The conversation basically breaks into three points of view:
- This is nothing new and is available through other tools like Netvibes or PopUrls
- This fosters the kind of A-lister vs. other bloggers rhetoric that Guy himself has railed against
- Offense at being included in the group provocatively titled "Egos"
Personally, I think the site offers one of the simplest UI models that you can have, whether is just took a day to build or is more complicated than that. I wish our Blogfeeds https://blogfeeds.ogilvypr.com (a similar concept to Alltop) were built on an interface like this. But obviously there are probably other solutions out there to accomplish this as well.

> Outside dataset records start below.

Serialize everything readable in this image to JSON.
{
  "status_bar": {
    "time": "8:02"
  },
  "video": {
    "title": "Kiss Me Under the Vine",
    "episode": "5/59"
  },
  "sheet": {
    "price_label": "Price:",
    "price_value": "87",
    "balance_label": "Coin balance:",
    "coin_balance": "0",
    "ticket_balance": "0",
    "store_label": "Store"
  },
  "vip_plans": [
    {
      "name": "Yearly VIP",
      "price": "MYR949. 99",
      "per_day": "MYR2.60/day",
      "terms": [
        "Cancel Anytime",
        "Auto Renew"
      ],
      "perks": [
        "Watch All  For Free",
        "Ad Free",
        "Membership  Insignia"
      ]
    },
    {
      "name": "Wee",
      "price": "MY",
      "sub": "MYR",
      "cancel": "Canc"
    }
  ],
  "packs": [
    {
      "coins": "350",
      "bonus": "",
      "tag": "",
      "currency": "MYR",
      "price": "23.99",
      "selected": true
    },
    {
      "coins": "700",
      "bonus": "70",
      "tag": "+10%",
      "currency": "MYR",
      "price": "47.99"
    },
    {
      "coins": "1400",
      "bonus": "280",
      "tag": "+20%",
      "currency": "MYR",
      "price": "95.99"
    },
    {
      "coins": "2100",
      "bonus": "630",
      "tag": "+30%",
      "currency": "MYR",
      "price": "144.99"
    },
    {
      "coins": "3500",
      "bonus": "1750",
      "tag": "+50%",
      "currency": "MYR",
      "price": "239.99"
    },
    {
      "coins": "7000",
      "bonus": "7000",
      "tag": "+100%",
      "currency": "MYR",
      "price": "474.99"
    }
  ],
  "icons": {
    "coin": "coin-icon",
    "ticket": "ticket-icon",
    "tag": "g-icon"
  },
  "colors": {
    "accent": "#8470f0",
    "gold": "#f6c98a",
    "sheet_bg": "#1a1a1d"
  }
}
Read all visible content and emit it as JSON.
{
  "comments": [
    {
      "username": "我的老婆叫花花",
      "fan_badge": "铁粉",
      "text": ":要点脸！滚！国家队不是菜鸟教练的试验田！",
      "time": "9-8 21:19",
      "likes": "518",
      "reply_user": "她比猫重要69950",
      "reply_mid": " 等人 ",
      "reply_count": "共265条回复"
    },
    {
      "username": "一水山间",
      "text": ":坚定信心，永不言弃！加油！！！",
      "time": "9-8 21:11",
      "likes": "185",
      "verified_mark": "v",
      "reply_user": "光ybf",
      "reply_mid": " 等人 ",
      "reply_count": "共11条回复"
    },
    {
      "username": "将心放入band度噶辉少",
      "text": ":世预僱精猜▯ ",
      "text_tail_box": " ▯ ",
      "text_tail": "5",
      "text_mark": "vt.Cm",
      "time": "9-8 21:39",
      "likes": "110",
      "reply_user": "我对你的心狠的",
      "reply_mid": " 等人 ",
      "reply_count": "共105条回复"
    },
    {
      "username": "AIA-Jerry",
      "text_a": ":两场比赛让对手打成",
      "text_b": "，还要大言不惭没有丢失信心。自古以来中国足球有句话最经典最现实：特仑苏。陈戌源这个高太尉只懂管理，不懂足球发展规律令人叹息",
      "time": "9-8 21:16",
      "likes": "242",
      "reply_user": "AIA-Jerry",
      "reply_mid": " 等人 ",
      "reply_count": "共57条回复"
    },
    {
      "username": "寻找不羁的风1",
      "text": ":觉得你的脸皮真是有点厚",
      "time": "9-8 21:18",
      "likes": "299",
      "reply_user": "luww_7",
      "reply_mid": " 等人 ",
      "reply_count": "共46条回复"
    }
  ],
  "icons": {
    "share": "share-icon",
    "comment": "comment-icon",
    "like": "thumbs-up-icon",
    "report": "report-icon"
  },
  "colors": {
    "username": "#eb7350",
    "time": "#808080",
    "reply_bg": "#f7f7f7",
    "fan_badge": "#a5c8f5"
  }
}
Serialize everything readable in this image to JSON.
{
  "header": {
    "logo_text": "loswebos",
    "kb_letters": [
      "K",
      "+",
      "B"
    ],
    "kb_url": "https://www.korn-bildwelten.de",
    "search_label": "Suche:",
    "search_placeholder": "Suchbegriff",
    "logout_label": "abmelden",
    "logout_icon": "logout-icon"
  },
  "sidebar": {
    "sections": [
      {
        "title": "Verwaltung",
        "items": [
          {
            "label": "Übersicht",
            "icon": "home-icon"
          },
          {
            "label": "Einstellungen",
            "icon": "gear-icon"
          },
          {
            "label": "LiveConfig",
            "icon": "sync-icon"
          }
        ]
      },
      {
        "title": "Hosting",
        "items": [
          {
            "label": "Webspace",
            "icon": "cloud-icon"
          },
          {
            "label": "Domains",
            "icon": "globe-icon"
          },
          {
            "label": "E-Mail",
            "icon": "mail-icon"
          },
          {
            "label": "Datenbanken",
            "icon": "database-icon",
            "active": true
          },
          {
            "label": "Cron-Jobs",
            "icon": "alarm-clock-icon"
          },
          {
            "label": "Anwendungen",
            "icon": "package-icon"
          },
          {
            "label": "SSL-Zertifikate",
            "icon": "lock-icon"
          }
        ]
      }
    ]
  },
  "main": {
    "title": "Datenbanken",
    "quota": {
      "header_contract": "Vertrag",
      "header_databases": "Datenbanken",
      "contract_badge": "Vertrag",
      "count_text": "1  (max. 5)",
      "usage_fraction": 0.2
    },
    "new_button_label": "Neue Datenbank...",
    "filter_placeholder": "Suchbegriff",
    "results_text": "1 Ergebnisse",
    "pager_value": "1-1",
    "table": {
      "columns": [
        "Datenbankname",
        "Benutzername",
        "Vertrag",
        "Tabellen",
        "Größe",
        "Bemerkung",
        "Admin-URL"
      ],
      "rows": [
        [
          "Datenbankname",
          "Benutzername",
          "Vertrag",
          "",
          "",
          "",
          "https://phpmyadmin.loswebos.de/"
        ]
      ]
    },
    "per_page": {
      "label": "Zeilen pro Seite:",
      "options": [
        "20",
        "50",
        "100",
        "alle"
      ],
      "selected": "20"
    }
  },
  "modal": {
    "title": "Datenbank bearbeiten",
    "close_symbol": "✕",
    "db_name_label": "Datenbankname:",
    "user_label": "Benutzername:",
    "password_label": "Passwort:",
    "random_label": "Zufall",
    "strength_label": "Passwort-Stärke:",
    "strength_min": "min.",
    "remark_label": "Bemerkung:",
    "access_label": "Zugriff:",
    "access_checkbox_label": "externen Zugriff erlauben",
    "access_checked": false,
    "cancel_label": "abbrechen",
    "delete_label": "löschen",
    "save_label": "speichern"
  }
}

Which really brings me to the title of this post … blog marketing skill #1. Whether you are a blogger or do outreach to bloggers, you will rapidly have to learn that ego is all important. I would argue that many of the most commonly cited blog outreach campaigns where products were offered, such as the Microsoft Laptop Giveaway or the Nikon D80 program as two case studies were mainly criticized negatively by those who had bruised egos from not being included.
What Guy knows about blog ego is that having one of his categories for the site titled in this way is sure to stand out and get people’s reactions. Along the way, his site (which may very well be only slightly different from other competitive sites in terms of functionality) gets a lot more attention, conversation and traffic. Since the site’s launch, Guy has also been actively commenting on posts, and inviting bloggers to share their thoughts (full disclosure, he also sent me a note – but I had this post half written over the weekend anyway). All of this adds up to what anyone would have to consider a successful launch into the blogosphere of a new service. He has used his reputation to build a buzz, got some top "egos" writing about the site and created just enough controversy to make the site memorable. Don’t let ego get in the way of letting you see the obvious marketing lesson here.